I can think of unpopular laws/amendments to laws that were passed despite opposition from shadow politicians and other parties, who once in power made no attempt to amend or repeal.
the list of repealed acts of parliament is surprisingly short
but acts can just expire or they can be modified and amended
Some are just ignored - Labour's Child Poverty Act has never been repealed - the current government just sort of ingnores it. Change the name of a few things so it doesn't sound like the old initiative, stop measuring its effectiveness, stop publishing targets or outcomes. The act came with a commitment to half child poverty by 2020. The government of the day just stopped measuring child poverty around 2013 - whether poverty halved or doubled it didnt really know or care.
The Child Poverty Act is a good example of what usually happens in the UK - the Act as a whole isn't repealed (hence the short list above), but all or all the important sections are individually repealed by subsequent Acts.
https://www.legislation.gov.uk/ukpga/2010/9
Yeah as I thought. I suppose it's partly for practical reasons, in that if it was a game of legislative tennis, it would make a mockery of the system.
So the idea (repeated on this very forum) that governments of different stripes reverse everything once in power is a fantasy. My experience is they usually pick up the baton and carry on with things, taking credit for the good and blaming the other ****ers for anything bad/unpopular until it's forgotten about.

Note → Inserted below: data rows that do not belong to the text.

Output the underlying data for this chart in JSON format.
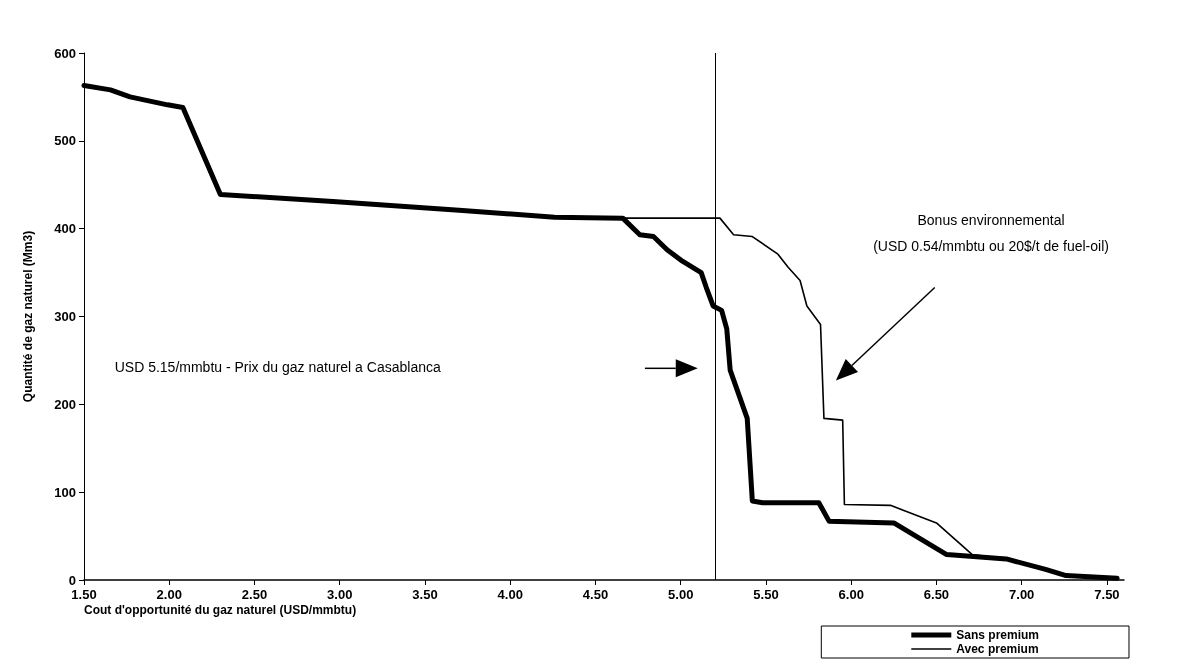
{
  "chart_data": {
    "type": "line",
    "xlabel": "Cout d'opportunité du gaz naturel (USD/mmbtu)",
    "ylabel": "Quantité de gaz naturel (Mm3)",
    "xlim": [
      1.5,
      7.6
    ],
    "xticks": [
      {
        "value": 1.5,
        "label": "1.50"
      },
      {
        "value": 2,
        "label": "2.00"
      },
      {
        "value": 2.5,
        "label": "2.50"
      },
      {
        "value": 3,
        "label": "3.00"
      },
      {
        "value": 3.5,
        "label": "3.50"
      },
      {
        "value": 4,
        "label": "4.00"
      },
      {
        "value": 4.5,
        "label": "4.50"
      },
      {
        "value": 5,
        "label": "5.00"
      },
      {
        "value": 5.5,
        "label": "5.50"
      },
      {
        "value": 6,
        "label": "6.00"
      },
      {
        "value": 6.5,
        "label": "6.50"
      },
      {
        "value": 7,
        "label": "7.00"
      },
      {
        "value": 7.5,
        "label": "7.50"
      }
    ],
    "ylim": [
      0,
      600
    ],
    "yticks": [
      0,
      100,
      200,
      300,
      400,
      500,
      600
    ],
    "grid": false,
    "legend": "bottom right",
    "marker": "none",
    "line_style": "solid",
    "series": [
      {
        "name": "Sans premium",
        "color": "#000000",
        "x": [
          1.5,
          1.655,
          1.77,
          1.99,
          2.08,
          2.3,
          2.96,
          3.7,
          4.26,
          4.66,
          4.76,
          4.84,
          4.92,
          5.01,
          5.12,
          5.15,
          5.19,
          5.24,
          5.27,
          5.29,
          5.39,
          5.42,
          5.48,
          5.81,
          5.87,
          6.25,
          6.56,
          6.91,
          7.14,
          7.26,
          7.56
        ],
        "values": [
          563,
          558,
          550,
          541,
          538,
          439,
          431,
          421,
          413,
          412,
          393,
          391,
          376,
          363,
          350,
          333,
          312,
          307,
          286,
          239,
          184,
          90,
          88,
          88,
          67,
          65,
          29,
          24,
          12,
          5,
          2
        ]
      },
      {
        "name": "Avec premium",
        "color": "#000000",
        "x": [
          1.5,
          1.655,
          1.77,
          1.99,
          2.08,
          2.3,
          2.96,
          3.7,
          4.26,
          4.66,
          5.23,
          5.31,
          5.42,
          5.57,
          5.63,
          5.7,
          5.74,
          5.82,
          5.84,
          5.95,
          5.96,
          6.23,
          6.5,
          6.71,
          6.91,
          7.14,
          7.26,
          7.56
        ],
        "values": [
          563,
          558,
          550,
          541,
          538,
          439,
          431,
          421,
          413,
          412,
          412,
          393,
          391,
          371,
          356,
          341,
          312,
          291,
          184,
          182,
          86,
          85,
          65,
          29,
          24,
          12,
          5,
          2
        ]
      }
    ],
    "ref_lines": [
      {
        "axis": "x",
        "value": 5.2,
        "color": "#000000",
        "line_style": "solid"
      }
    ],
    "annotations": [
      "USD 5.15/mmbtu - Prix du gaz naturel a Casablanca",
      "Bonus environnemental\n(USD 0.54/mmbtu ou 20$/t de fuel-oil)"
    ]
  }
}
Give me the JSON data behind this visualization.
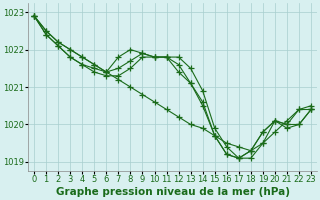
{
  "xlabel": "Graphe pression niveau de la mer (hPa)",
  "x_values": [
    0,
    1,
    2,
    3,
    4,
    5,
    6,
    7,
    8,
    9,
    10,
    11,
    12,
    13,
    14,
    15,
    16,
    17,
    18,
    19,
    20,
    21,
    22,
    23
  ],
  "lines": [
    [
      1022.9,
      1022.5,
      1022.2,
      1022.0,
      1021.8,
      1021.6,
      1021.4,
      1021.2,
      1021.0,
      1020.8,
      1020.6,
      1020.4,
      1020.2,
      1020.0,
      1019.9,
      1019.7,
      1019.5,
      1019.4,
      1019.3,
      1019.5,
      1019.8,
      1020.1,
      1020.4,
      1020.5
    ],
    [
      1022.9,
      1022.4,
      1022.1,
      1021.8,
      1021.6,
      1021.5,
      1021.4,
      1021.8,
      1022.0,
      1021.9,
      1021.8,
      1021.8,
      1021.6,
      1021.1,
      1020.6,
      1019.7,
      1019.2,
      1019.1,
      1019.3,
      1019.8,
      1020.1,
      1020.0,
      1020.4,
      1020.4
    ],
    [
      1022.9,
      1022.5,
      1022.2,
      1022.0,
      1021.8,
      1021.6,
      1021.4,
      1021.5,
      1021.7,
      1021.9,
      1021.8,
      1021.8,
      1021.8,
      1021.5,
      1020.9,
      1019.9,
      1019.4,
      1019.1,
      1019.1,
      1019.5,
      1020.1,
      1019.9,
      1020.0,
      1020.4
    ],
    [
      1022.9,
      1022.4,
      1022.1,
      1021.8,
      1021.6,
      1021.4,
      1021.3,
      1021.3,
      1021.5,
      1021.8,
      1021.8,
      1021.8,
      1021.4,
      1021.1,
      1020.5,
      1019.7,
      1019.2,
      1019.1,
      1019.3,
      1019.8,
      1020.1,
      1020.0,
      1020.0,
      1020.4
    ]
  ],
  "ylim": [
    1018.75,
    1023.25
  ],
  "yticks": [
    1019,
    1020,
    1021,
    1022,
    1023
  ],
  "xlim": [
    -0.5,
    23.5
  ],
  "xticks": [
    0,
    1,
    2,
    3,
    4,
    5,
    6,
    7,
    8,
    9,
    10,
    11,
    12,
    13,
    14,
    15,
    16,
    17,
    18,
    19,
    20,
    21,
    22,
    23
  ],
  "bg_color": "#d8f0f0",
  "grid_color": "#a8cece",
  "line_color": "#1a6b1a",
  "text_color": "#1a6b1a",
  "label_fontsize": 7.5,
  "tick_fontsize": 6.0
}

Remember this when they get a foot in the door, we are pretty much stuck with it for generations.
We're about to repeal/remove a shed load of stuff, most of it useless and never used, under the Residual EU Law act, basically a Rees Mogg initiative to diverge us permanently from the EU.

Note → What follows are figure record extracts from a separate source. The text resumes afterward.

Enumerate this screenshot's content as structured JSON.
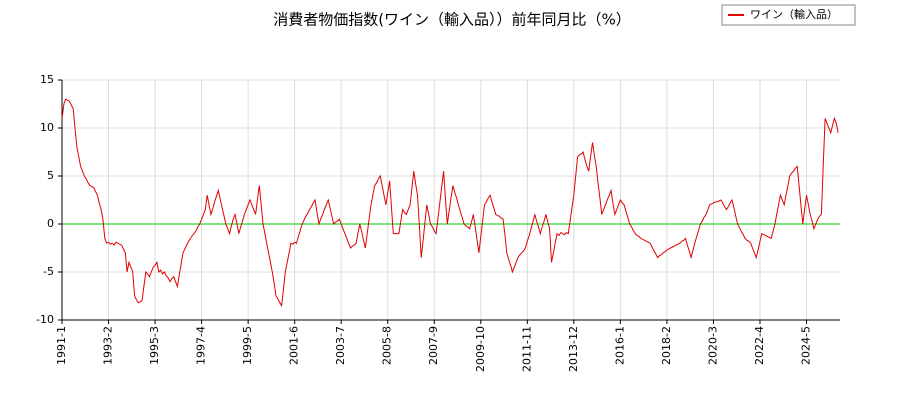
{
  "chart_data": {
    "type": "line",
    "title": "消費者物価指数(ワイン（輸入品））前年同月比（%）",
    "categories": [
      "1991-1",
      null,
      null,
      null,
      null,
      null,
      null,
      null,
      null,
      null,
      null,
      null,
      null,
      null,
      null,
      null,
      null,
      null,
      null,
      null,
      null,
      null,
      null,
      null,
      null,
      "1993-2",
      null,
      null,
      null,
      null,
      null,
      null,
      null,
      null,
      null,
      null,
      null,
      null,
      null,
      null,
      null,
      null,
      null,
      null,
      null,
      null,
      null,
      null,
      null,
      null,
      "1995-3",
      null,
      null,
      null,
      null,
      null,
      null,
      null,
      null,
      null,
      null,
      null,
      null,
      null,
      null,
      null,
      null,
      null,
      null,
      null,
      null,
      null,
      null,
      null,
      null,
      "1997-4",
      null,
      null,
      null,
      null,
      null,
      null,
      null,
      null,
      null,
      null,
      null,
      null,
      null,
      null,
      null,
      null,
      null,
      null,
      null,
      null,
      null,
      null,
      null,
      null,
      "1999-5",
      null,
      null,
      null,
      null,
      null,
      null,
      null,
      null,
      null,
      null,
      null,
      null,
      null,
      null,
      null,
      null,
      null,
      null,
      null,
      null,
      null,
      null,
      null,
      null,
      "2001-6",
      null,
      null,
      null,
      null,
      null,
      null,
      null,
      null,
      null,
      null,
      null,
      null,
      null,
      null,
      null,
      null,
      null,
      null,
      null,
      null,
      null,
      null,
      null,
      null,
      "2003-7",
      null,
      null,
      null,
      null,
      null,
      null,
      null,
      null,
      null,
      null,
      null,
      null,
      null,
      null,
      null,
      null,
      null,
      null,
      null,
      null,
      null,
      null,
      null,
      null,
      "2005-8",
      null,
      null,
      null,
      null,
      null,
      null,
      null,
      null,
      null,
      null,
      null,
      null,
      null,
      null,
      null,
      null,
      null,
      null,
      null,
      null,
      null,
      null,
      null,
      null,
      "2007-9",
      null,
      null,
      null,
      null,
      null,
      null,
      null,
      null,
      null,
      null,
      null,
      null,
      null,
      null,
      null,
      null,
      null,
      null,
      null,
      null,
      null,
      null,
      null,
      null,
      "2009-10",
      null,
      null,
      null,
      null,
      null,
      null,
      null,
      null,
      null,
      null,
      null,
      null,
      null,
      null,
      null,
      null,
      null,
      null,
      null,
      null,
      null,
      null,
      null,
      null,
      "2011-11",
      null,
      null,
      null,
      null,
      null,
      null,
      null,
      null,
      null,
      null,
      null,
      null,
      null,
      null,
      null,
      null,
      null,
      null,
      null,
      null,
      null,
      null,
      null,
      null,
      "2013-12",
      null,
      null,
      null,
      null,
      null,
      null,
      null,
      null,
      null,
      null,
      null,
      null,
      null,
      null,
      null,
      null,
      null,
      null,
      null,
      null,
      null,
      null,
      null,
      null,
      "2016-1",
      null,
      null,
      null,
      null,
      null,
      null,
      null,
      null,
      null,
      null,
      null,
      null,
      null,
      null,
      null,
      null,
      null,
      null,
      null,
      null,
      null,
      null,
      null,
      null,
      "2018-2",
      null,
      null,
      null,
      null,
      null,
      null,
      null,
      null,
      null,
      null,
      null,
      null,
      null,
      null,
      null,
      null,
      null,
      null,
      null,
      null,
      null,
      null,
      null,
      null,
      "2020-3",
      null,
      null,
      null,
      null,
      null,
      null,
      null,
      null,
      null,
      null,
      null,
      null,
      null,
      null,
      null,
      null,
      null,
      null,
      null,
      null,
      null,
      null,
      null,
      null,
      "2022-4",
      null,
      null,
      null,
      null,
      null,
      null,
      null,
      null,
      null,
      null,
      null,
      null,
      null,
      null,
      null,
      null,
      null,
      null,
      null,
      null,
      null,
      null,
      null,
      null,
      "2024-5",
      null,
      null,
      null,
      null,
      null,
      null,
      null,
      null,
      null,
      null,
      null,
      null,
      null,
      null,
      null,
      null,
      null
    ],
    "series": [
      {
        "name": "ワイン（輸入品）",
        "color": "#e00000",
        "values": [
          11,
          12.5,
          13,
          12.9,
          12.8,
          12.4,
          12,
          10,
          8,
          7,
          6,
          5.5,
          5,
          4.7,
          4.3,
          4,
          3.9,
          3.8,
          3.4,
          3,
          2.2,
          1.5,
          0.5,
          -1.5,
          -2,
          -1.9,
          -2.1,
          -2,
          -2.2,
          -1.9,
          -2,
          -2.1,
          -2.2,
          -2.6,
          -3,
          -5,
          -4,
          -4.5,
          -5,
          -7.5,
          -7.9,
          -8.2,
          -8.1,
          -8,
          -6.5,
          -5,
          -5.2,
          -5.5,
          -5,
          -4.5,
          -4.3,
          -4,
          -5,
          -4.8,
          -5.2,
          -5,
          -5.4,
          -5.6,
          -6,
          -5.7,
          -5.5,
          -6,
          -6.5,
          -5.3,
          -4.2,
          -3,
          -2.6,
          -2.2,
          -1.8,
          -1.5,
          -1.2,
          -1,
          -0.7,
          -0.3,
          0,
          0.5,
          1,
          1.5,
          3,
          2,
          1,
          1.6,
          2.3,
          2.9,
          3.5,
          2.6,
          1.7,
          0.9,
          0,
          -0.5,
          -1,
          -0.2,
          0.5,
          1,
          0,
          -1,
          -0.3,
          0.3,
          1,
          1.5,
          2,
          2.5,
          2,
          1.5,
          1,
          2.5,
          4,
          2,
          0,
          -1,
          -2,
          -3,
          -4,
          -5,
          -6.2,
          -7.5,
          -7.8,
          -8.2,
          -8.5,
          -6.8,
          -5,
          -4,
          -3,
          -2,
          -2.1,
          -1.9,
          -2,
          -1.3,
          -0.7,
          0,
          0.4,
          0.8,
          1.1,
          1.5,
          1.8,
          2.2,
          2.5,
          1.2,
          0,
          0.5,
          1,
          1.5,
          2,
          2.5,
          1.7,
          0.8,
          0,
          0.2,
          0.3,
          0.5,
          0,
          -0.5,
          -1,
          -1.5,
          -2,
          -2.5,
          -2.3,
          -2.2,
          -2,
          -1,
          0,
          -0.8,
          -1.7,
          -2.5,
          -1,
          0.5,
          2,
          3,
          4,
          4.3,
          4.7,
          5,
          4,
          3,
          2,
          3.2,
          4.5,
          1.8,
          -1,
          -1,
          -1,
          -1,
          0.2,
          1.5,
          1.2,
          1,
          1.5,
          2,
          3.7,
          5.5,
          4.2,
          3,
          -0.2,
          -3.5,
          -1.7,
          0.1,
          2,
          1,
          0,
          -0.3,
          -0.7,
          -1,
          0.6,
          2.2,
          3.9,
          5.5,
          2.7,
          0,
          1.3,
          2.7,
          4,
          3.3,
          2.7,
          2,
          1.3,
          0.7,
          0,
          -0.2,
          -0.3,
          -0.5,
          0.2,
          1,
          -0.3,
          -1.7,
          -3,
          -1.3,
          0.3,
          2,
          2.3,
          2.7,
          3,
          2.3,
          1.7,
          1,
          0.9,
          0.8,
          0.6,
          0.5,
          -1.2,
          -3,
          -3.7,
          -4.3,
          -5,
          -4.5,
          -4,
          -3.5,
          -3.2,
          -3,
          -2.8,
          -2.5,
          -1.8,
          -1.2,
          -0.5,
          0.2,
          1,
          0.3,
          -0.3,
          -1,
          -0.3,
          0.3,
          1,
          0.2,
          -0.5,
          -4,
          -3,
          -2,
          -1,
          -1.2,
          -0.9,
          -1,
          -1.1,
          -0.9,
          -1,
          0.3,
          1.7,
          3,
          5,
          7,
          7.2,
          7.3,
          7.5,
          6.7,
          6,
          5.5,
          7,
          8.5,
          7.2,
          6,
          4.3,
          2.7,
          1,
          1.5,
          2,
          2.5,
          3,
          3.5,
          2.2,
          1,
          1.5,
          2,
          2.5,
          2.2,
          2,
          1.3,
          0.7,
          0,
          -0.3,
          -0.7,
          -1,
          -1.2,
          -1.3,
          -1.5,
          -1.6,
          -1.7,
          -1.8,
          -1.9,
          -2,
          -2.4,
          -2.8,
          -3.1,
          -3.5,
          -3.3,
          -3.2,
          -3,
          -2.9,
          -2.7,
          -2.6,
          -2.5,
          -2.4,
          -2.3,
          -2.2,
          -2.1,
          -2,
          -1.8,
          -1.7,
          -1.5,
          -2.2,
          -2.8,
          -3.5,
          -2.7,
          -2,
          -1.3,
          -0.7,
          0,
          0.3,
          0.7,
          1,
          1.5,
          2,
          2.1,
          2.2,
          2.3,
          2.3,
          2.4,
          2.5,
          2.2,
          1.8,
          1.5,
          1.8,
          2.2,
          2.5,
          1.7,
          0.8,
          0,
          -0.4,
          -0.8,
          -1.1,
          -1.5,
          -1.7,
          -1.8,
          -2,
          -2.5,
          -3,
          -3.5,
          -2.7,
          -1.8,
          -1,
          -1.1,
          -1.2,
          -1.3,
          -1.4,
          -1.5,
          -0.8,
          0,
          1,
          2,
          3,
          2.5,
          2,
          3,
          4,
          5,
          5.3,
          5.5,
          5.8,
          6,
          4,
          2,
          0,
          1.5,
          3,
          2,
          1,
          0.3,
          -0.5,
          0,
          0.5,
          0.8,
          1,
          6,
          11,
          10.5,
          10,
          9.5,
          10.3,
          11,
          10.5,
          9.5
        ]
      }
    ],
    "ylim": [
      -10,
      15
    ],
    "yticks": [
      -10,
      -5,
      0,
      5,
      10,
      15
    ],
    "grid": true,
    "zero_line_color": "#00cc00",
    "legend": "upper right"
  }
}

"One idea understood to be under consideration is for Badenoch to announce in the coming months a list of obviously redundant EU laws that could be abolished without controversy and hail this symbolic move as proof that ministers were delivering on Brexit."

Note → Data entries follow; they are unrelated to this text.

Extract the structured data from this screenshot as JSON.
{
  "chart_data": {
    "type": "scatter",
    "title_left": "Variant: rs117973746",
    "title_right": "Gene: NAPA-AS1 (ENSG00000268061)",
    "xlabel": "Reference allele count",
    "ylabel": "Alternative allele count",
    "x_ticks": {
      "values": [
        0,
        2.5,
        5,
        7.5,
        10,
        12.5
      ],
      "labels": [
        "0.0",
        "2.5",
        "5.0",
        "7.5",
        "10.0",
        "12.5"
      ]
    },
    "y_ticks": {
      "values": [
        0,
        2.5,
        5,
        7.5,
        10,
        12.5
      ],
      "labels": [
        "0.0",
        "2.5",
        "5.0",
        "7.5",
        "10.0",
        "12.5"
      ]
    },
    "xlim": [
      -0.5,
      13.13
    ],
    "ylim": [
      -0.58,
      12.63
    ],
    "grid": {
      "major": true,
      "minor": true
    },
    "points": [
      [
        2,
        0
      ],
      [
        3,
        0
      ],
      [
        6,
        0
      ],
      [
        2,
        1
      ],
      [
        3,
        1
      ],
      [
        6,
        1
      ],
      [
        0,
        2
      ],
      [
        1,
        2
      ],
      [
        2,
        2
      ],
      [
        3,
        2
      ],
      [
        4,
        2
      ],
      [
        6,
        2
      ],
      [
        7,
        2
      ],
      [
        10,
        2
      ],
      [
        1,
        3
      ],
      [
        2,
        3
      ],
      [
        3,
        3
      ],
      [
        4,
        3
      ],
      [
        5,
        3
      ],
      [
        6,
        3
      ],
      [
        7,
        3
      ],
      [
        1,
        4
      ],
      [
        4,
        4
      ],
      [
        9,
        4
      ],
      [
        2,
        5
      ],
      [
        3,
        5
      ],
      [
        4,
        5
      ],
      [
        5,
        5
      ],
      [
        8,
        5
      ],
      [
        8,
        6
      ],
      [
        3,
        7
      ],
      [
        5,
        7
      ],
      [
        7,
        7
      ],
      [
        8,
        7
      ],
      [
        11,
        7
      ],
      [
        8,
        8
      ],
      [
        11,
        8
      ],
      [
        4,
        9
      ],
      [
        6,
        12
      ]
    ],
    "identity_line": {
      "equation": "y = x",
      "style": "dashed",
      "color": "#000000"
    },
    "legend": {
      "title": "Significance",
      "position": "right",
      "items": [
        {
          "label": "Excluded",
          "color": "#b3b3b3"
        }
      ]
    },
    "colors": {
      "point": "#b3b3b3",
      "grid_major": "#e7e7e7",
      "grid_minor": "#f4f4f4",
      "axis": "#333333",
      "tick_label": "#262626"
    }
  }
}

This is the bit I refer to that will still happen.
[i]“One idea understood to be under consideration is for Badenoch to announce in the coming months a list of obviously redundant EU laws that could be abolished without controversy and hail this symbolic move as proof that ministers were delivering on Brexit.”[/i]
Yay, we will be able to buy bent bananas again!
Won’t happen. Whole thing will quietly be forgotten.
Yes - it’s enough to say it will happen for people to believe it has happened.
Yes, let's strip away all those useless unwanted EU laws. You knew the kind of thing
- monitoring sewage levels in the water at the seaside, and publishing the results
- roaming charges on mobiles
- removing lead piping from household water supplies
- stopping the use wonder materials like asbestos (FFS I mean it's such a great material the GB government of the day resisted the move to ban it).
Hurrah for progress 🤔
I'm no Tory apologist but you'd do well to fact check the fear mongering about what legislation is being removed. I see nothing on the list of 1000s of things that suggests our standards (on food, safety, water etc.) will be lower.
More worrying is our accession to the CPTPP and what we'll be forced to accept.
Yay, we will be able to buy bent bananas again!
Hurrah for progress
It's the Russian smelly cats fault.
Our law is predicated on what went before, and how it was interpreted, and whether it remains relevant. Any law that is passed is poised, like a military unit, ready to find that the best plan can be foiled by first contact with the enemy.
There was a cull of ancient law in the Blair years, if i remember rightly, but it is moot whether that sort of thing is particularly relevant or necessary. For example, it remained technically legal for centuries, and may still be the case today, to murder a Welshman within the walls of Chester after midnight, but only if you used a longbow. One would suggest that an appeal to that particular technicality might not win the day if you happen to be before the Beak for that particular crime tomorrow.